Доктор судорожно глотнул. У него пересохло в горле. Не потому, что он был возмущен. Доктор с трогательной наивностью верил, что он утратил право возмущаться кем-нибудь… или чем-нибудь. Он просто испугался. Неужели этот малый случайно узнал его историю? Если так, все его планы рушатся. Незаменимый человек не станет ему подчиняться, и причина этого — несмываемое пятно, из-за которого считается, что доктор создан для грязной работы. Ему стало так скверно, будто он заболел. Он бы отдал что угодно, чтобы проверить правильность своей догадки, но благоразумней было молчать. Постоянное сознание своей униженности довело его преданность до фанатизма, ожесточило его душу и наполнило ее горечью и печалью.
— И в самом деле достаточная причина, — язвительно откликнулся он. — В таком случае, чтобы спастись, вы должны убить меня прямо на месте. Я буду защищаться. Но вам, конечно, известно, что оружия с собой я не ношу.
— Черт бы вас побрал! — вспылил капатас. — Все вы, важные да образованные, одним миром мазаны. Всех вас надо бояться. Вы предаете бедняков, которые вам служат, как собаки.
— Но ведь вы не знаете… — осторожно начал доктор.
— Знаю я вас всех! — крикнул Ностромо и сделал угрожающий жест, в глазах доктора не более опасный и не более реальный, чем неподвижность сеньора Гирша. — Вам нет дела до простого человека. Те, кто служит вам, для вас не люди. Да взгляните вы хоть на меня! Сто лет вы меня знаете, и вдруг — я оказываюсь под забором, как бездомный пес, и даже косточки мне никто не кинет. — Тут он почувствовал, что слишком разгорячился, и понизил голос. — Конечно, — иронически добавил он, — я не думаю, к примеру, что вы побежите доносить на меня Сотильо. Не в том дело. Дело в том, что я никто! Вот так вдруг… — Он с горечью махнул рукой. — Никто для каждого из вас, — повторил он.
Доктор с облегчением вздохнул.
— Послушайте, капатас, — сказал он, почти с нежностью протягивая к его плечу руку. — Я хочу вам объяснить одну простую вещь. Вы нужны, и поэтому в безопасности. Никакая сила в мире не может принудить меня вас выдать, потому что вы мне нужны.
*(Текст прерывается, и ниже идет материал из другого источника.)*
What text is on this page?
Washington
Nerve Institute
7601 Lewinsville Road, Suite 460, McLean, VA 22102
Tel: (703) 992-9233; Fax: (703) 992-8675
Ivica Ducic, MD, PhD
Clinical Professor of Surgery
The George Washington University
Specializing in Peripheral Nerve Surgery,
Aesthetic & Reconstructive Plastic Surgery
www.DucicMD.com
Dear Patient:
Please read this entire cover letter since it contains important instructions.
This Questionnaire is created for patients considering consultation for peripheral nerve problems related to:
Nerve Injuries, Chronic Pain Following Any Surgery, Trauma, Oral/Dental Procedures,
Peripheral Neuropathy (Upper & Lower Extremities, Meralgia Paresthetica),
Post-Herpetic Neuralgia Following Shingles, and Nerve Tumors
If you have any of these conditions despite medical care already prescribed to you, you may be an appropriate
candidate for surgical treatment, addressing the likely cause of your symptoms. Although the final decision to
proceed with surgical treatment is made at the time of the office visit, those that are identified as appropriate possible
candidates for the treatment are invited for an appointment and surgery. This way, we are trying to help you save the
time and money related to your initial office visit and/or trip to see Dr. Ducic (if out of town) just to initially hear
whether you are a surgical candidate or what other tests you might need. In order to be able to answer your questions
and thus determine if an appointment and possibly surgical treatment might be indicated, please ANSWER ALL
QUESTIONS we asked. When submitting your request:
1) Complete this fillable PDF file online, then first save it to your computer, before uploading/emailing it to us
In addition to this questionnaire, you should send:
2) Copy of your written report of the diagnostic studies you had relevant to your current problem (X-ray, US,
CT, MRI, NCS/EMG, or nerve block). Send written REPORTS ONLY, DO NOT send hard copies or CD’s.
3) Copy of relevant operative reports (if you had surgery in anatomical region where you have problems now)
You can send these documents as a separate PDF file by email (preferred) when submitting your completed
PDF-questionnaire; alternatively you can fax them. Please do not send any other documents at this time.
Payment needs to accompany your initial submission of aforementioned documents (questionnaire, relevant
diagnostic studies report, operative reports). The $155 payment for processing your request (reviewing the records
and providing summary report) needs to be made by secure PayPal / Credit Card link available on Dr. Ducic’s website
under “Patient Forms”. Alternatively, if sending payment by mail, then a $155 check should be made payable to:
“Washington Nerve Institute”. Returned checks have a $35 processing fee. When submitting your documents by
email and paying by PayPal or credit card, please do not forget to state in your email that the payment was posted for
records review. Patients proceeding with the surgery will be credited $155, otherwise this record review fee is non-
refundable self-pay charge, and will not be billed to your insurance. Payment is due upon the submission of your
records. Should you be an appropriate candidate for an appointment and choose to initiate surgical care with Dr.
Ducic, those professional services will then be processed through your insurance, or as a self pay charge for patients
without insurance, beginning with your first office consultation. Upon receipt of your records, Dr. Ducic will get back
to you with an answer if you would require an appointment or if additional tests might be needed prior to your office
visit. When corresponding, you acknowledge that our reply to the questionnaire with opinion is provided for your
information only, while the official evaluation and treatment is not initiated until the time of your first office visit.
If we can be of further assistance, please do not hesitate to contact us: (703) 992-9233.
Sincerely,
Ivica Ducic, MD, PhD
Ностромо прикусил губу. Уж этих-то речей он слышал предостаточно. И прекрасно понимает их смысл. Будет с него! Однако теперь ему следует вести себя осмотрительно. Кроме того, подумал он, ссориться с доктором опасно. Доктор, хоть и признан был искуснейшим целителем, считался в народе дурным человеком. Это мнение возникло и утвердилось из-за странной наружности доктора, насмешливой и грубой манеры говорить — доказательств видимых, ощутимых и неопровержимых. А Ностромо был человек из народа. Он сдержался и лишь недоверчиво хмыкнул.
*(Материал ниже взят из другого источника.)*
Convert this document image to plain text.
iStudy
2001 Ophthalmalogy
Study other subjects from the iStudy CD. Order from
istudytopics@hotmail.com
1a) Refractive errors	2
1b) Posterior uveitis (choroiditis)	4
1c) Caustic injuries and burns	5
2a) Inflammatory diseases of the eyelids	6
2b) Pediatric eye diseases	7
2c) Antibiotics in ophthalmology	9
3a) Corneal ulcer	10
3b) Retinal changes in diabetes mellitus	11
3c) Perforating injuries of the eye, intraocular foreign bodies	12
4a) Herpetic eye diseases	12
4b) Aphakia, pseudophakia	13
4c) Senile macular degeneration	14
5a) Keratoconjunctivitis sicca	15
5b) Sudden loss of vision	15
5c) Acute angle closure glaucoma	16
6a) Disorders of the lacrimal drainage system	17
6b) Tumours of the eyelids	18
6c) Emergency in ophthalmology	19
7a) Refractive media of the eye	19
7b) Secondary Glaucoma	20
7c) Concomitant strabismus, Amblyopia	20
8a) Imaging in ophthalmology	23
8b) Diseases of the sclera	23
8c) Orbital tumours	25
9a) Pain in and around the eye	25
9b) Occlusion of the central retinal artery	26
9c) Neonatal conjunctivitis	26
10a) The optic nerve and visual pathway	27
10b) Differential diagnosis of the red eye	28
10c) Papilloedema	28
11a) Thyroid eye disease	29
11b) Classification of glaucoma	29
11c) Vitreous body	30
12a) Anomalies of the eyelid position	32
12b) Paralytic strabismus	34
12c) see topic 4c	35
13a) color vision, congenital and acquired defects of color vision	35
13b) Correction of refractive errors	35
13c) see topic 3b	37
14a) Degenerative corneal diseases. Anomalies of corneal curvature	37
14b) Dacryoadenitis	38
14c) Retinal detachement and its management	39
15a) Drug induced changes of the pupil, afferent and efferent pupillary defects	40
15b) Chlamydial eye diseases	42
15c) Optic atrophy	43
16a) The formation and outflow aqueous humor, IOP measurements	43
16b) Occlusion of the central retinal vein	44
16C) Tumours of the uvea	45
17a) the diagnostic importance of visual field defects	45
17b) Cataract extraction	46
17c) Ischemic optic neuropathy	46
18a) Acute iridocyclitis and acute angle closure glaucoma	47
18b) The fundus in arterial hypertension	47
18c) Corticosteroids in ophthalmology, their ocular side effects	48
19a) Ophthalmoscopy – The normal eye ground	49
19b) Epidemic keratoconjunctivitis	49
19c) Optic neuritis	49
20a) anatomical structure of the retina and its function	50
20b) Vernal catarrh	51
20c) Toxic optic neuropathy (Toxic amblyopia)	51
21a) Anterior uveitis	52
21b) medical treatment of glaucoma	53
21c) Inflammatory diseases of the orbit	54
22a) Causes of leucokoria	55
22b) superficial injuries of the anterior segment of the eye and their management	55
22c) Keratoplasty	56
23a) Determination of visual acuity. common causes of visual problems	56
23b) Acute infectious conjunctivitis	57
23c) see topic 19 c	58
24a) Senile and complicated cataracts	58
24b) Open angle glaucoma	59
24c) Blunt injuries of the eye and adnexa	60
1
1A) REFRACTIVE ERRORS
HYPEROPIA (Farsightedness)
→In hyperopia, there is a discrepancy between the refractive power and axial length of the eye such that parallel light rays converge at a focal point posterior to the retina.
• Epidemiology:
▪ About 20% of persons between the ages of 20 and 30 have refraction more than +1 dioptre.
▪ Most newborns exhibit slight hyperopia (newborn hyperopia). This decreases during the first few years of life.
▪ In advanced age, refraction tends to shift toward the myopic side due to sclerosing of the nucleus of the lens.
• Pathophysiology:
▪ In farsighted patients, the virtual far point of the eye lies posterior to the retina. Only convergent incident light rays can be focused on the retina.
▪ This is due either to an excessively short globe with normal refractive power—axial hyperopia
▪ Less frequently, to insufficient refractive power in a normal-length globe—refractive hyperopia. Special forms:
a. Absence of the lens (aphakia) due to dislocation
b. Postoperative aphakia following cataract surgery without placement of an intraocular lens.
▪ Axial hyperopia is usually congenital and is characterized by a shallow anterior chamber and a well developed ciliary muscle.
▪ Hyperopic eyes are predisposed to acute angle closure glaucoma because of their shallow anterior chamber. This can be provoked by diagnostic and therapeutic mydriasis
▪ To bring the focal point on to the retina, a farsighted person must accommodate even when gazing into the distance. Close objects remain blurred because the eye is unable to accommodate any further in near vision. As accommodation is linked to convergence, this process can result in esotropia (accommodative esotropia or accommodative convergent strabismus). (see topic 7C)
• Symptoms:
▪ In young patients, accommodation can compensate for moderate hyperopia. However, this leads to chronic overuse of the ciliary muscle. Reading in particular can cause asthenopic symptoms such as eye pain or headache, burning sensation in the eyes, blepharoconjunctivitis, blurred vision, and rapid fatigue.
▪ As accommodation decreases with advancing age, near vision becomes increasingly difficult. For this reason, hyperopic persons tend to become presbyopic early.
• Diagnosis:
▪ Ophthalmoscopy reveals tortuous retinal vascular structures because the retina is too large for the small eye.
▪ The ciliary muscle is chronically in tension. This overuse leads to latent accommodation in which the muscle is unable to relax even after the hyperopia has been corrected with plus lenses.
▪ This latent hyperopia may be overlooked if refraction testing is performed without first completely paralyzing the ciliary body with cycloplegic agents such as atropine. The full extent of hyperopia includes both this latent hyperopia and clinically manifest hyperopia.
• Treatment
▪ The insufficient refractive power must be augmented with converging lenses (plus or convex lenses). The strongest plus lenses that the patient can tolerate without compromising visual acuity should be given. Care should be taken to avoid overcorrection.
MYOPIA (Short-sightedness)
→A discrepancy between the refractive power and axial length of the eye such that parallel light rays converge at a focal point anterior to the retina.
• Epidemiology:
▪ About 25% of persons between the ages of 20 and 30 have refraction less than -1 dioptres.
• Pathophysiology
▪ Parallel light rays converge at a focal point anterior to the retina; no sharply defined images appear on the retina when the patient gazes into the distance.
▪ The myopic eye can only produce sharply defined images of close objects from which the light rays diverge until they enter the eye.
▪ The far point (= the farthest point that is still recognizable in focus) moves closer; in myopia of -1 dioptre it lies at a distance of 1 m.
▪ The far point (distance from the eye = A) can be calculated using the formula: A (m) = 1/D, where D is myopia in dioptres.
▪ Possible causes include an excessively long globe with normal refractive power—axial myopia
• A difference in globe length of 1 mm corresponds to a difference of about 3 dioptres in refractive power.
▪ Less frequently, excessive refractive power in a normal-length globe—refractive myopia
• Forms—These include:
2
— Говоря начистоту, — продолжал доктор, — вы единственная наша надежда. В вашей власти спасти город и… всех, кто там живет, от гибельной алчности этих людей…
— Нет, сеньор, — угрюмо сказал Ностромо. — Не в моей это власти вернуть вам сокровище, чтобы вы могли отдать его Сотильо или Педрито, или Гамачо. Я и сам не знаю, где оно.
— Невозможного никто не ожидает, — последовал ответ.
— Никто… вы сами это сказали: никто, — угрожающе пробормотал Ностромо.